How does Grok 4.5's pricing compare to Claude Opus?

Grok 4.5 costs $2 per million input tokens and $6 per million output tokens. Musk's own benchmark, Claude Opus 4.7, costs $5 input and $25 output per TechCrunch — roughly a 4x gap on output tokens. Bloomberg also reported a faster Grok 4.5 tier at $4 input and $18 output per million tokens for higher-throughput agentic workloads.

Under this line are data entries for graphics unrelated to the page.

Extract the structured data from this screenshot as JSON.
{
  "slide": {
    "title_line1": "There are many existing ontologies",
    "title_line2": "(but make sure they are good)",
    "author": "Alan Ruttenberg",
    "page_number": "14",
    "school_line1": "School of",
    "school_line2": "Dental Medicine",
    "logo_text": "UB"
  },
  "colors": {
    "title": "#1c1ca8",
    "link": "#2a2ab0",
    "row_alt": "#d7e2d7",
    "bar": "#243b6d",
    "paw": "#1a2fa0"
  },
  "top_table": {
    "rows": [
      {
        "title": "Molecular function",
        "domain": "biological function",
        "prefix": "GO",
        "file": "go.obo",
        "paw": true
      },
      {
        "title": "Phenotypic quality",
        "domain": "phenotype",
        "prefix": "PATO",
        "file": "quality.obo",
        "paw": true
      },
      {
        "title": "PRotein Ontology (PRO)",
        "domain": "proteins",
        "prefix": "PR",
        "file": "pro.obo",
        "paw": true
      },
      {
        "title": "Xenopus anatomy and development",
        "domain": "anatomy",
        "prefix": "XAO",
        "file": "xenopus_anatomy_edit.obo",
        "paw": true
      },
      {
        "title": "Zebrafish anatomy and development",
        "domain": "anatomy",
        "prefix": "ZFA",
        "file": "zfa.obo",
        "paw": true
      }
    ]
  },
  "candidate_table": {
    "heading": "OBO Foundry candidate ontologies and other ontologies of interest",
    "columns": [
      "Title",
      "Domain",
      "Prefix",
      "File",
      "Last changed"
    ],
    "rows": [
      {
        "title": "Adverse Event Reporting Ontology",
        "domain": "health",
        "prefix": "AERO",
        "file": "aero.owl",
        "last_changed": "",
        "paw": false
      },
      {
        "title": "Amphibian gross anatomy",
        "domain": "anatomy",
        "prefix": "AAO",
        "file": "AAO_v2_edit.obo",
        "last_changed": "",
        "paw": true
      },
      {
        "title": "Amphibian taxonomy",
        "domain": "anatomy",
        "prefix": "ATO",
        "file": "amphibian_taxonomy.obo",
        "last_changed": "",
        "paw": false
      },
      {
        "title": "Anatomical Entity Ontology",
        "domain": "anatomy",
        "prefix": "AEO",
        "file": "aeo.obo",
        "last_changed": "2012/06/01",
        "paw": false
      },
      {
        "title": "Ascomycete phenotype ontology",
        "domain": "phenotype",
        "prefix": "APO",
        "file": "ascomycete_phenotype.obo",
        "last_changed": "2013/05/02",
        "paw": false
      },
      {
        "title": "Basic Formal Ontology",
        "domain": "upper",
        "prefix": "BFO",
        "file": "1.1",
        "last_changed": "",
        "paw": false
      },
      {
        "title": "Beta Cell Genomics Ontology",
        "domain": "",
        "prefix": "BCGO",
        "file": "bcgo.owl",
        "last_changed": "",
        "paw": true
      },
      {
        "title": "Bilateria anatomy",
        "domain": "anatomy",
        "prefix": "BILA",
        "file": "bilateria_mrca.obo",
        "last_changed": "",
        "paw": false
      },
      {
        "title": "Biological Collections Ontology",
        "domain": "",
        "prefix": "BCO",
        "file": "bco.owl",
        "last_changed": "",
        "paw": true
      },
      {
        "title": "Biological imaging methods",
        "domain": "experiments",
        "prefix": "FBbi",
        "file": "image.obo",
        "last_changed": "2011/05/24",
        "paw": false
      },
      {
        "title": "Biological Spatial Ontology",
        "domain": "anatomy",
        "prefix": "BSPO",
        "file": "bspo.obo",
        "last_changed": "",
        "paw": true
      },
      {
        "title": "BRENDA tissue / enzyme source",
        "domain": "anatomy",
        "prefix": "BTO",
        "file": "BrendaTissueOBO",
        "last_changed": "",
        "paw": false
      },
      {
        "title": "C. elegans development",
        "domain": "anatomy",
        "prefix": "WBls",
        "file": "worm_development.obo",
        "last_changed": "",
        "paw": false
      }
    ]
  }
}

What is Grok 4.5's connection to Cursor?

xAI co-trained Grok 4.5 using developer session data from Cursor, the coding assistant SpaceX agreed to acquire for $60 billion weeks earlier. Per Axios, Cursor CEO Michael Truell's team contributed trillions of tokens of real code edits, debugging traces, and agent interactions from the Cursor platform.

Did Grok 4.5 actually beat Claude Opus in independent testing?

Not outright. Grok 4.5 ranked fourth on the Artificial Analysis Intelligence Index — ahead of every open-weight model and all Gemini models — but still behind the top proprietary tier, even as Elon Musk called it an 'Opus-class model, but faster, more token-efficient and lower cost.'

What did Elon Musk actually say about Grok 4.5 versus Opus?

Musk told TechCrunch Grok 4.5 was 'an Opus-class model, but faster, more token-efficient and lower cost,' then added it was 'roughly comparable to Opus 4.7, but much faster' — comparing his new model to Claude Opus 4.7 rather than the newer Opus 4.8 that actually outranks Grok 4.5 on the Artificial Analysis Index.

When and where did Grok 4.5 launch?

Grok 4.5 launched July 8, 2026, in Cursor's desktop, web, iOS, and CLI apps, plus the SpaceXAI console and Grok Build, with broader public availability the next day. Axios reported the model is not yet available to users in the European Union.